Kioxia Investor Day: 10th-Gen Flash Samples to Ship This Summer, Average Annual Capex of ¥470 Billion
Claire Weston
Kioxia announced its first-ever progressive dividend policy, disclosed that 332-layer Gen.10 flash samples ship this summer, and laid out roughly ¥470 billion in annual capex over the next three years — a decisive pivot from consumer-cycle dependence to AI data-center growth.
Why is Kioxia only now starting to pay dividends?
Kioxia framed its policy as a "progressive dividend" — payouts that only rise, never fall — but disclosed no specific amount.
This means → the company is sending a signal, not a check: telling institutional investors it has the will and capacity to return cash steadily.
The logic underneath is a structural demand shift. Tech Insights data projects data-center flash demand jumping from 295 EB in 2025 to 1,807 EB in 2028 — a 46% CAGR — with AI inference driving 86% of the incremental volume.
In plain terms = the flash market is moving from "sell more phones, earn more; sell fewer, lose money" to "AI servers keep buying." Stable revenue is what gives Kioxia the confidence to promise rising dividends.
332 layers instead of 400+ — why stack less?
Gen.10 BiCS FLASH uses a 332-layer, 1Tb TLC design. Samples ship this summer; volume ramp follows.

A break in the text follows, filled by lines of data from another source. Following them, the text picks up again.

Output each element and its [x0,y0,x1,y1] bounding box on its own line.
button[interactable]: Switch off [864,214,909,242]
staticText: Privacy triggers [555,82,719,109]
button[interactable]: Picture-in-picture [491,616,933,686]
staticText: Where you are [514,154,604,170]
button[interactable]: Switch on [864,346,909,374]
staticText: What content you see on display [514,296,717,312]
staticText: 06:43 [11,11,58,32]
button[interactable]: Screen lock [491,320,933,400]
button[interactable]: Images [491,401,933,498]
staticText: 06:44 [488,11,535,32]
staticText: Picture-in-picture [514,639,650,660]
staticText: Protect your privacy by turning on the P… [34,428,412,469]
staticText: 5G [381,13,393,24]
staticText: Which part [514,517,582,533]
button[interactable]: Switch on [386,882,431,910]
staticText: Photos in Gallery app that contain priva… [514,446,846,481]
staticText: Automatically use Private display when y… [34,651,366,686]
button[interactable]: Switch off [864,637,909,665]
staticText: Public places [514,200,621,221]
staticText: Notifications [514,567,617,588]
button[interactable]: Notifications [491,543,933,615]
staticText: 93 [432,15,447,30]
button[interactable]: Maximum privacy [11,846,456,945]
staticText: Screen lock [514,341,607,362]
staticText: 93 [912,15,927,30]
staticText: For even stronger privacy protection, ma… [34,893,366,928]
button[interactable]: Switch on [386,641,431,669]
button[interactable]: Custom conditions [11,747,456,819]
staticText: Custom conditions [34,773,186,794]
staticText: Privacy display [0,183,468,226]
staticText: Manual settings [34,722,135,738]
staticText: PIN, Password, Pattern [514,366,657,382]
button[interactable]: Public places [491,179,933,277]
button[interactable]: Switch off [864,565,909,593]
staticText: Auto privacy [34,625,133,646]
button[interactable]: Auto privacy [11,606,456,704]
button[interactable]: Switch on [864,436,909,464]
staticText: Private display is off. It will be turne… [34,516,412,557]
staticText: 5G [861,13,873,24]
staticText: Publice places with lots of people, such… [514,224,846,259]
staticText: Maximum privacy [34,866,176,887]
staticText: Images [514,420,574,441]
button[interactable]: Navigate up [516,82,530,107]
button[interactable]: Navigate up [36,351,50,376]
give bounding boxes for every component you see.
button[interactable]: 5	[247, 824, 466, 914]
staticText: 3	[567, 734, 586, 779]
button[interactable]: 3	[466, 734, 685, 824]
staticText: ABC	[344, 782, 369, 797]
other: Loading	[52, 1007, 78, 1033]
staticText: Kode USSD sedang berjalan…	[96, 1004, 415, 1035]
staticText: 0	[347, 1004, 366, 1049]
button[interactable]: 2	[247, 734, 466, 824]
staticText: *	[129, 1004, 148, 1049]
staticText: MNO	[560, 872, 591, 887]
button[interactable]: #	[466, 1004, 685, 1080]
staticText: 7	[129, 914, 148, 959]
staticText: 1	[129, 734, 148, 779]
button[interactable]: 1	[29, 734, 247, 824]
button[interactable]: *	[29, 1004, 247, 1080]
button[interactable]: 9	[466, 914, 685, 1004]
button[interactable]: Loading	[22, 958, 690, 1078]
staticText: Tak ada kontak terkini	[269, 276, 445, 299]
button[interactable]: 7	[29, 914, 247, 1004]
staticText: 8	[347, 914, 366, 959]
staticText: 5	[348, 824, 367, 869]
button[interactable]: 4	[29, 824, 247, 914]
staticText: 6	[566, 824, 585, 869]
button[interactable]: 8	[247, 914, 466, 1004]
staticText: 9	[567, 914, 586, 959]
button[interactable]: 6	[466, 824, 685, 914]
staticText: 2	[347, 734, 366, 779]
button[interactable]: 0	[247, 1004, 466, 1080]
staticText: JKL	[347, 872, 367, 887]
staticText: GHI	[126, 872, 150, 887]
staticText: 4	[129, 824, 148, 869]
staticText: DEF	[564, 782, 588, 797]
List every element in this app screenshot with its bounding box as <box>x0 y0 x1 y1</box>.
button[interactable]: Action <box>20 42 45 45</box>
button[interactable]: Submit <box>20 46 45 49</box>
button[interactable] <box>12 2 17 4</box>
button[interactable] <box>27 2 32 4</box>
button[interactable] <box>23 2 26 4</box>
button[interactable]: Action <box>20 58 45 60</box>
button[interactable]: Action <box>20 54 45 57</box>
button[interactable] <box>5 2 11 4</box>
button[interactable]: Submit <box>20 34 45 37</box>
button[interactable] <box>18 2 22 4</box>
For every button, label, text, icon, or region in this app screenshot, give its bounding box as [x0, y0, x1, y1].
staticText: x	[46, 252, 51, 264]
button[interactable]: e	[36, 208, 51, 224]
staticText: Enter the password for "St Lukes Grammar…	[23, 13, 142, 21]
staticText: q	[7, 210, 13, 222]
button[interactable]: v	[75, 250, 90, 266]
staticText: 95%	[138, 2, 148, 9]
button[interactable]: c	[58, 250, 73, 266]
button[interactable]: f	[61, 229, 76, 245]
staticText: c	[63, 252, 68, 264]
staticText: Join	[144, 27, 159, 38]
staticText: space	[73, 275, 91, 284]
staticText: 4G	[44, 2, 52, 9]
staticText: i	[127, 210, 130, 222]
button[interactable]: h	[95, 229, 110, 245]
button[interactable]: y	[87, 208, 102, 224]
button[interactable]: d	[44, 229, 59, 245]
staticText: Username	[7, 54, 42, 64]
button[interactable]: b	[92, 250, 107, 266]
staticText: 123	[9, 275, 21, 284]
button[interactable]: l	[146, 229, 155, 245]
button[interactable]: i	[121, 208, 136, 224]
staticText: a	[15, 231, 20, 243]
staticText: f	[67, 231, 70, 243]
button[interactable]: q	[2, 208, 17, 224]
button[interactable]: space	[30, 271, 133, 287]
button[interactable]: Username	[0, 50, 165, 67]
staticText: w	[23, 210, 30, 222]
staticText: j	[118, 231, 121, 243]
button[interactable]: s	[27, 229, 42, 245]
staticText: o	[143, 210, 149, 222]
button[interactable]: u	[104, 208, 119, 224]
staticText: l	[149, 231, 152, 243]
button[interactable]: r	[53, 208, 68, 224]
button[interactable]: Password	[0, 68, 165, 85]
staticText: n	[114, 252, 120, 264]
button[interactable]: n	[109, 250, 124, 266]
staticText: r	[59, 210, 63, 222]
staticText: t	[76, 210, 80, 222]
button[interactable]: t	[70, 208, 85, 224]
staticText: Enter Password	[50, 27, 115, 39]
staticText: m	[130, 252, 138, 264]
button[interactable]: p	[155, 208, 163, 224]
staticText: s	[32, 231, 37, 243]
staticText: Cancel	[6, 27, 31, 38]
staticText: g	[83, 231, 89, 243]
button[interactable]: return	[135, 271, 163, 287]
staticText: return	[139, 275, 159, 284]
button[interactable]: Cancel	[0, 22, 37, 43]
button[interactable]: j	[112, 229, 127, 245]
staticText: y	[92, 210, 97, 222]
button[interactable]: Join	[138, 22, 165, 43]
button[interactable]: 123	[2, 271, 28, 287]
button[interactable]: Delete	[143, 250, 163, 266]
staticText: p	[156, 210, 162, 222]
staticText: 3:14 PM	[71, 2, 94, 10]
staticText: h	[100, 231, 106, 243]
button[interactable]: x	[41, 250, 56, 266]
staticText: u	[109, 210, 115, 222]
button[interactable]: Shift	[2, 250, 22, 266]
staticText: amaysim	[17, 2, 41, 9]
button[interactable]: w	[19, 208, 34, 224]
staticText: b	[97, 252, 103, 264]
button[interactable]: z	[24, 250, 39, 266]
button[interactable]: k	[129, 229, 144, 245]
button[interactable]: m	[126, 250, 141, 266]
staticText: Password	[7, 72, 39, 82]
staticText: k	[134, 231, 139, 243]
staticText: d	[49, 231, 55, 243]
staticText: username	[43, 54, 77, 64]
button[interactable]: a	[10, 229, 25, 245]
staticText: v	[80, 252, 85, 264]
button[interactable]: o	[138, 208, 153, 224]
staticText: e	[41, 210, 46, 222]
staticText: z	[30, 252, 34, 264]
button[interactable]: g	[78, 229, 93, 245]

Versus the prior generation: bit density up 59%, read power efficiency improved over 40%, write throughput up over 30%.
Some rivals are pushing past 400 layers. Kioxia's own analysis shows 332 layers cost roughly 23% less per GB, use about 10% less power, and deliver roughly 35% higher cell reliability.
This reflects a strategy that is not about stacking the highest — it is about finding the best trade-off across cost, power, and reliability. Layer count is the means; total cost per GB is the goal.
CBA technology leads by four years — what does that mean?
CBA — CMOS Bonded Array, a process that fabricates logic and memory arrays separately, then bonds them face-to-face — is already in commercial use. Kioxia claims a roughly four-year lead over U.S. and Korean peers.
By 2029, Kioxia expects to reach 4.8 Gbps interface speed, while other major players remain at 3.6 Gbps.
This means → a 33% speed gap at the interface level translates directly into how fast data moves during AI inference. At scale, that gap compounds into system-level advantages in both performance and power.
Where does ¥470 billion a year go?
Planned capex averages roughly ¥470 billion per year from FY26 to FY28, a sharp step-up from FY25. Annual R&D budget rises to about ¥23 billion, up roughly 63% from FY25.
Capex priorities: Gen.10 volume ramp, next-generation process infrastructure, and back-end process upgrades. R&D focuses on Gen.10/Gen.11 development, ultra-high-IOPS SSDs, and OCTRAM — a new memory device class.
The company set an investment discipline: every capex decision must clear a hurdle rate above its weighted-average cost of capital (WACC). Trailing-twelve-month ROIC has already risen to 31%, up from 18% in FY25.
In plain terms = spending is large but gated — every major investment must prove it can earn more than the cost of the capital behind it. This is not "spend because we can."
What does Kioxia's AI product lineup look like?
For AI inference workloads, Kioxia has built three SSD product lines: CM series (high bandwidth, targeting KV-cache), GP series (ultra-high IOPS with XL-Flash, compatible with NVIDIA Storage-Next), and LC series (high capacity, up to 245 TB, already in mass production).
The CEO said Kioxia is shifting from consumer-cycle dependence to stable growth led by AI infrastructure. Multi-year long-term agreements (LTAs) will improve revenue visibility.
This reflects a clear transformation target: push data-center revenue above 60% of total by FY28, lock in income with long-term contracts, and dampen the boom-bust earnings swings that have defined the flash industry.
Can the balance sheet support all of this?
The CFO disclosed a target to raise the equity ratio from the current ~38% to above 50%, while maintaining ample liquidity.
Kioxia reached a net cash position in FY26 Q1 — meaning cash exceeds debt — and guided Q1 operating margin at 74%.
Per Bloomberg, Kioxia's stock price has risen more than 30× over the past year.
This means → cash on hand, an extremely high margin, and a stock that has already re-rated sharply — that is the financial foundation allowing Kioxia to launch dividends, expand capacity, and boost R&D all at once.
Content is for reference only, not financial advice.